Ioga inaciana não promove sincretismo, mas se apropria do que há de
melhor nas duas tradições. (Yogi Madhav/ Unsplash)
Por Joe Hoover, S.J
"Ioga inaciana", uma nova entidade que está atraindo multidões entusiasmadas para retiros e oficinas em todo o país, soa como uma isca, mas está acontecendo. As pessoas adoram ioga e, ao mesmo tempo, amam a espiritualidade de Santo Inácio de Loyola. Misture os dois, e você cria um conceito agradável e comercial que pode levar um monte de pessoas para os braços do Senhor e/ou da Companhia de Jesus.
Uma professora de ioga de espiritualidade inaciana vestindo uma camiseta azul-cobalto (“IHS” aninhada no meio de uma flor de lótus) orienta os alunos através da espiritualidade cristã e, em seguida, hipnotiza-os com poses de ioga. Eles fazem isso em um santuário da igreja, em tapetes de borracha espalhados no chão de mármore. Parece perfeito para um mundo em que tudo pode se tornar qualquer coisa, em que todas as espiritualidades e tradições são completamente fluidas e podem sangrar umas nas outras com pouca autoconsciência ou senso de limites fundamentais.
Parece perfeito porque a fé católica é espiritual e a ioga é espiritual e ambos têm a ver com pessoas e pessoas que são boas e têm almas e o canto da alma de uma pessoa boa é aquele que toca Jesus e o outro canto da alma acaricia a ioga porque a ioga existe. Assim, Jesus e Patanjali, Francisco Xavier e Swami Vivekananda, Roma e Délhi, o túmulo vazio e o esvaziamento do desejo estão essencialmente em algum sentido cósmico mais amplo, senão a mesma coisa. Por que fazer distinções entre os dois quando distinguir é negar, excluir, criar limites severos? E assim, a ioga e a espiritualidade cristã podem ser, em alguns aspectos, duas alas co-iguais do mesmo Criador e todo o seu caminho recomendado de viver, e assim tudo funciona. Tudo funciona mesmo no tempo para a savasana final.

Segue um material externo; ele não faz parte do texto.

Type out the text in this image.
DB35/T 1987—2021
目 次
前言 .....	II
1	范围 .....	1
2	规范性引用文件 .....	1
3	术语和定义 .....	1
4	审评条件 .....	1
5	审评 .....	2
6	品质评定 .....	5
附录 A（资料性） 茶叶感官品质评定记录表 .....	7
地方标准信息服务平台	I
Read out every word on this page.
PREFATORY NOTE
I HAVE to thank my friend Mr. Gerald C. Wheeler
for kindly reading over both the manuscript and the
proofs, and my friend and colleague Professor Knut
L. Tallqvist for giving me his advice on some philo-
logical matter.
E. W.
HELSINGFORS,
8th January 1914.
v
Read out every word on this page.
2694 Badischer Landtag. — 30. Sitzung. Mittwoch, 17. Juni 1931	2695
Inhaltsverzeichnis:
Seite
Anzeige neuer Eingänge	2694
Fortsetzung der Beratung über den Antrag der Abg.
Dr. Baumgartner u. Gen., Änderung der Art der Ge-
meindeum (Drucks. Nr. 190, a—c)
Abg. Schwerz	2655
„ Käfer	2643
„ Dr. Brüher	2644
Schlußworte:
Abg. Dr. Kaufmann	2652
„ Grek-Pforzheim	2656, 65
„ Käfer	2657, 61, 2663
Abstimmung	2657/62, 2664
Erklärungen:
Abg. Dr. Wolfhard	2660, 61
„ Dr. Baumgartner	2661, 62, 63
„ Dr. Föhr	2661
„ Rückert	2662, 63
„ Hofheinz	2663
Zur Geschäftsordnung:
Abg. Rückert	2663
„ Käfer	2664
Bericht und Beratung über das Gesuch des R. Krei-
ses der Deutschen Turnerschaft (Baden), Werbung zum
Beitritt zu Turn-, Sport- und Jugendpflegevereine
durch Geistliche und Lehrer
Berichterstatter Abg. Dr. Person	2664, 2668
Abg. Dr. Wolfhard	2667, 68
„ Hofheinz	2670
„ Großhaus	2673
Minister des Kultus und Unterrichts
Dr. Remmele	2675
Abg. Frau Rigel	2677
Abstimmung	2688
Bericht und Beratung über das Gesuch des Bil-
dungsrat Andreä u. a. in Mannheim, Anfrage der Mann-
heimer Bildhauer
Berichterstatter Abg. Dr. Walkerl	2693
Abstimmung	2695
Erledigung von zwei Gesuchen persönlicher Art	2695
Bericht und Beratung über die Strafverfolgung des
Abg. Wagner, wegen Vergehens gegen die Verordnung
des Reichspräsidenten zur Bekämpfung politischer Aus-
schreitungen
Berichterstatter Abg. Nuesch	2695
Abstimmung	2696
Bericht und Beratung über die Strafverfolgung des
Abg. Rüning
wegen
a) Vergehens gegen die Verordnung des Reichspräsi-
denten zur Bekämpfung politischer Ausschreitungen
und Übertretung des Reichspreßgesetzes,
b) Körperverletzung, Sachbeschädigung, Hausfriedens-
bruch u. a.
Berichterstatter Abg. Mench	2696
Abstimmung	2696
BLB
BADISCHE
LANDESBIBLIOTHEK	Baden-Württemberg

A prática da ioga inaciana nos Estados Unidos começou em 2013 na Fordham University com um escolástico jesuíta chamado Bobby Karle. Instrutor de ioga certificado, Karle começou a oferecer sessões de ioga inspiradas em princípios jesuítas antes das liturgias semanais da noite na igreja do campus. Em 2017, a ioga inaciana tinha tomado forma como uma organização estabelecida. Karle e seu parceiro de ensino, Alan Haras, realizaram workshops e retiros em Hollywood, Detroit, Milford, Ohio, Worcester, Massachusetts, Boston, Nova York, Cleveland e até mesmo na Austrália.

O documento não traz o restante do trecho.